Cut empty drink calories by reducing or eliminating drinks like soda, encourages Gans. If you or your kids are drinking 100% fruit juice, Gans says that’s not a problem, but always watch your serving size. If your family drinks milk, make small changes – switch from whole to 2%, then 2% to 1% and eventually 1% to skim milk. And always remember: Water, water, water!

>> How to make sure you’re drinking enough water

4Whole wheat and skinny meat

Make the switch to whole wheat — whether it’s pasta, bread or anything else where you have the option — and purchase skinnier meats. “Don’t forget fish when you’re grocery shopping,” reminds Gans. “Serve more chicken breast and stay away from fried – go with baked, broiled or grilled.” Gans doesn’t say that you can’t have red meat if you enjoy it, but instead choose leaner cuts such as sirloin or flank steak. And remember: Always watch portion sizes!

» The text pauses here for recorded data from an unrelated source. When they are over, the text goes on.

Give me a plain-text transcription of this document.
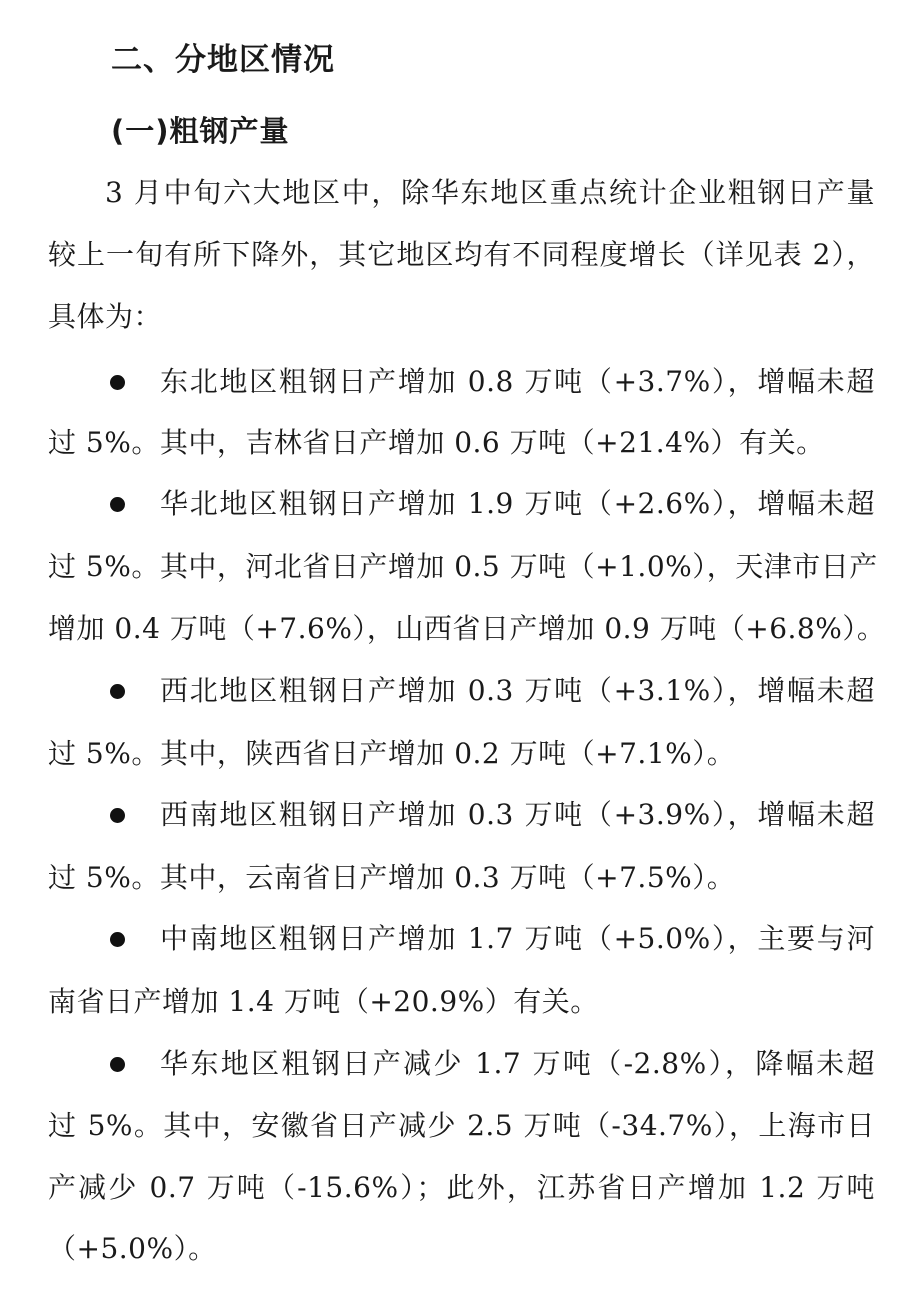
二、分地区情况
(一)粗钢产量
3 月中旬六大地区中，除华东地区重点统计企业粗钢日产量
较上一旬有所下降外，其它地区均有不同程度增长（详见表 2），
具体为：
东北地区粗钢日产增加 0.8 万吨（+3.7%），增幅未超
过 5%。其中，吉林省日产增加 0.6 万吨（+21.4%）有关。
华北地区粗钢日产增加 1.9 万吨（+2.6%），增幅未超
过 5%。其中，河北省日产增加 0.5 万吨（+1.0%），天津市日产
增加 0.4 万吨（+7.6%），山西省日产增加 0.9 万吨（+6.8%）。
西北地区粗钢日产增加 0.3 万吨（+3.1%），增幅未超
过 5%。其中，陕西省日产增加 0.2 万吨（+7.1%）。
西南地区粗钢日产增加 0.3 万吨（+3.9%），增幅未超
过 5%。其中，云南省日产增加 0.3 万吨（+7.5%）。
中南地区粗钢日产增加 1.7 万吨（+5.0%），主要与河
南省日产增加 1.4 万吨（+20.9%）有关。
华东地区粗钢日产减少 1.7 万吨（-2.8%），降幅未超
过 5%。其中，安徽省日产减少 2.5 万吨（-34.7%），上海市日
产减少 0.7 万吨（-15.6%）；此外，江苏省日产增加 1.2 万吨
（+5.0%）。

>> Need more ideas? Read about healthy ingredient substitutions for family meals

Gans’ quick tips:

  • Fat isn’t the enemy. It’s a part of a healthy, well-balanced diet. Just make sure you’re eating the right kinds of fats. “In the absence of allergies, encourage nut intake, cook with olive oil and introduce your children to avocado,” says Gans.
  • Slow down with the saltshaker.
  • Tame your sweet tooth. “I don’t believe kids should not be allowed sweets, but they should not replace other foods,” Gans notes. “Watch serving size, and only allow them if the daily fruit or vegetables have been eaten. ” Also, balance a sweet treat. For example, have a glass of milk with a cookie.
  • Sharing is caring. Gans suggests sharing food at restaurants or during holidays with family or friends. This is an easy way to cut down on portion size and to avoid overindulging.
  • Go easy on the extras. Watch the small additions that really add up, says Gans. Sugar on cereal, butter on a baked potato and high fat mayo in tuna salad can become excessive. Gans recommends cutting back or making healthier substitutions: Add fruit to cereal, hummus on the potato and olive oil in the tuna salad. Easy, right?

Remember that it’s all about the small changes. Take baby steps toward a healthier diet and you’re less likely to become overwhelmed or give up. You can do it!